O código auto referencial articulado na tessitura da peça pode ser entendido, também, como uma narrativa em abismo na medida em que instaura um movimento de encadeamento no qual o texto da peça aborda, na sua trama, uma narrativa sobre a própria tessitura da peça, instalando uma duplicidade semântica entre a narração de uma nova narrativa e a sua feitura no nível prático.

Enquanto produtora de efeitos de sentidos, Dällenbach afirma que a mise en abyme é responsável por causar uma oscilação entre o interior e o exterior da obra, de forma a promover uma fragmentação na linearidade esperada da narrativa.

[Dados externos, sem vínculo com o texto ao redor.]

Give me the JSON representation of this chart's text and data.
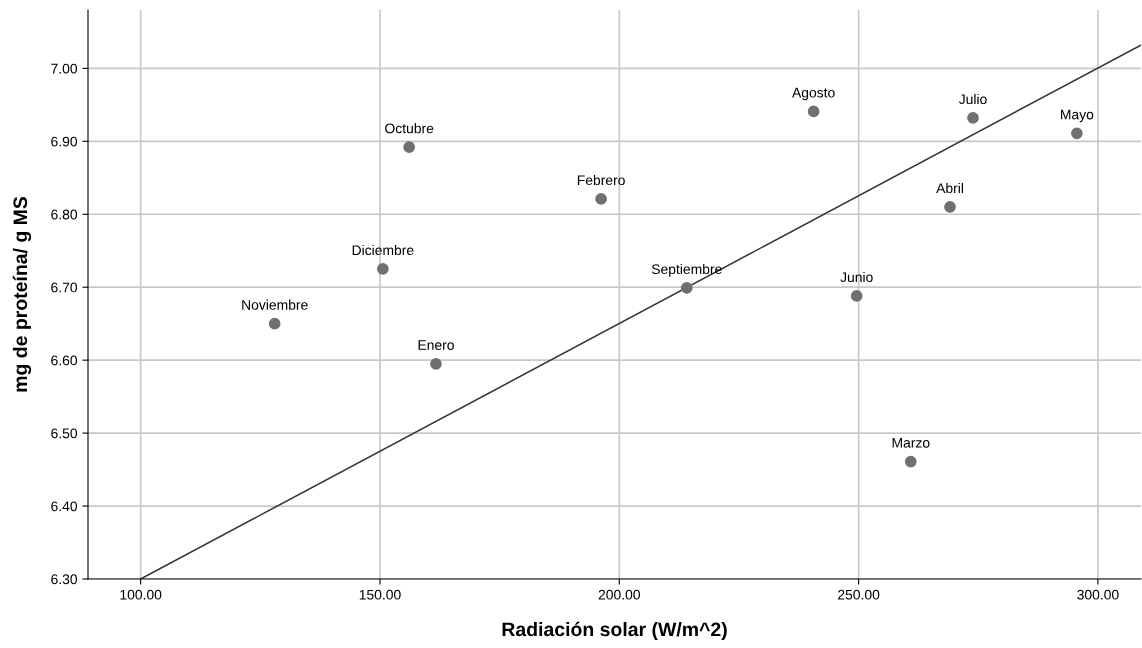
{
  "chart_data": {
    "type": "scatter",
    "xlabel": "Radiación solar (W/m^2)",
    "ylabel": "mg de proteína/ g MS",
    "xlim": [
      89,
      309
    ],
    "ylim": [
      6.3,
      7.08
    ],
    "xticks": [
      {
        "value": 100,
        "label": "100.00"
      },
      {
        "value": 150,
        "label": "150.00"
      },
      {
        "value": 200,
        "label": "200.00"
      },
      {
        "value": 250,
        "label": "250.00"
      },
      {
        "value": 300,
        "label": "300.00"
      }
    ],
    "yticks": [
      {
        "value": 6.3,
        "label": "6.30"
      },
      {
        "value": 6.4,
        "label": "6.40"
      },
      {
        "value": 6.5,
        "label": "6.50"
      },
      {
        "value": 6.6,
        "label": "6.60"
      },
      {
        "value": 6.7,
        "label": "6.70"
      },
      {
        "value": 6.8,
        "label": "6.80"
      },
      {
        "value": 6.9,
        "label": "6.90"
      },
      {
        "value": 7.0,
        "label": "7.00"
      }
    ],
    "grid": true,
    "series": [
      {
        "marker": "circle",
        "color": "#707070",
        "x": [
          128.0,
          150.6,
          156.1,
          161.7,
          196.2,
          214.1,
          240.6,
          249.6,
          260.9,
          269.1,
          273.9,
          295.6
        ],
        "values": [
          6.65,
          6.725,
          6.892,
          6.595,
          6.821,
          6.699,
          6.941,
          6.688,
          6.461,
          6.81,
          6.932,
          6.911
        ]
      },
      {
        "type": "line",
        "color": "#333333",
        "x": [
          100,
          309
        ],
        "values": [
          6.3,
          7.032
        ]
      }
    ],
    "annotations": [
      {
        "text": "Noviembre",
        "x": 128.0,
        "y": 6.65
      },
      {
        "text": "Diciembre",
        "x": 150.6,
        "y": 6.725
      },
      {
        "text": "Octubre",
        "x": 156.1,
        "y": 6.892
      },
      {
        "text": "Enero",
        "x": 161.7,
        "y": 6.595
      },
      {
        "text": "Febrero",
        "x": 196.2,
        "y": 6.821
      },
      {
        "text": "Septiembre",
        "x": 214.1,
        "y": 6.699
      },
      {
        "text": "Agosto",
        "x": 240.6,
        "y": 6.941
      },
      {
        "text": "Junio",
        "x": 249.6,
        "y": 6.688
      },
      {
        "text": "Marzo",
        "x": 260.9,
        "y": 6.461
      },
      {
        "text": "Abril",
        "x": 269.1,
        "y": 6.81
      },
      {
        "text": "Julio",
        "x": 273.9,
        "y": 6.932
      },
      {
        "text": "Mayo",
        "x": 295.6,
        "y": 6.911
      }
    ]
  }
}
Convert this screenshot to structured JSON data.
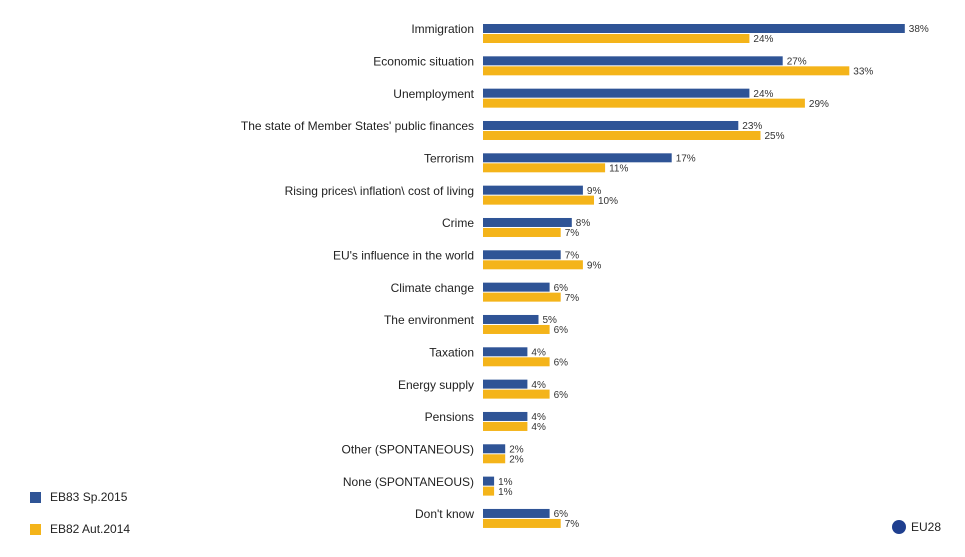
{
  "chart_data": {
    "type": "bar",
    "orientation": "horizontal",
    "categories": [
      "Immigration",
      "Economic situation",
      "Unemployment",
      "The state of Member States' public finances",
      "Terrorism",
      "Rising prices\\ inflation\\ cost of living",
      "Crime",
      "EU's influence in the world",
      "Climate change",
      "The environment",
      "Taxation",
      "Energy supply",
      "Pensions",
      "Other (SPONTANEOUS)",
      "None (SPONTANEOUS)",
      "Don't know"
    ],
    "series": [
      {
        "name": "EB83 Sp.2015",
        "color": "#2f5496",
        "values": [
          38,
          27,
          24,
          23,
          17,
          9,
          8,
          7,
          6,
          5,
          4,
          4,
          4,
          2,
          1,
          6
        ],
        "value_labels": [
          "38%",
          "27%",
          "24%",
          "23%",
          "17%",
          "9%",
          "8%",
          "7%",
          "6%",
          "5%",
          "4%",
          "4%",
          "4%",
          "2%",
          "1%",
          "6%"
        ]
      },
      {
        "name": "EB82 Aut.2014",
        "color": "#f4b41a",
        "values": [
          24,
          33,
          29,
          25,
          11,
          10,
          7,
          9,
          7,
          6,
          6,
          6,
          4,
          2,
          1,
          7
        ],
        "value_labels": [
          "24%",
          "33%",
          "29%",
          "25%",
          "11%",
          "10%",
          "7%",
          "9%",
          "7%",
          "6%",
          "6%",
          "6%",
          "4%",
          "2%",
          "1%",
          "7%"
        ]
      }
    ],
    "legend": "bottom-left",
    "badge": "EU28"
  }
}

E isso à medida em que a narrativa é, a todo momento, interrompida pela interpolação de uma outra temporalidade, de uma temporalidade vinculada à construção, no nosso caso, da própria história narrada por América.

O uso desse recurso pode ser compreendido, de acordo com Dällenbach, por dois tipos de narrativa: aquelas que intencionam instituir um sentido inequívoco no texto ou, então, aquelas que pretendem afirmar-se enquanto narrativa. Ora, é esse segundo tipo de texto narrativo que possibilita o movimento que faz com que a narrativa confesse, acerca de si mesma, que é literatura e que é essa ou aquela narrativa que a sustenta (DÄLLENBACH, 1989,p.57).

Para Dällenbach, essa confissão está vinculada mesmo a uma rearticulação crítica dos pressupostos que regem uma obra, a partir de uma elucidação dos problemas que envolvem o aspecto referencial da linguagem ou das tentativas de produção de opacidade. E isso nos termos de que:

como um signo secundário, a mise en abyme não apenas enfatiza as intenções significantes do signo primário (a narrativa que a contém), como deixa claro que a narrativa primária é também um signo, como todo tropo deve ser. (DÄLLENBACH,1989,p.57).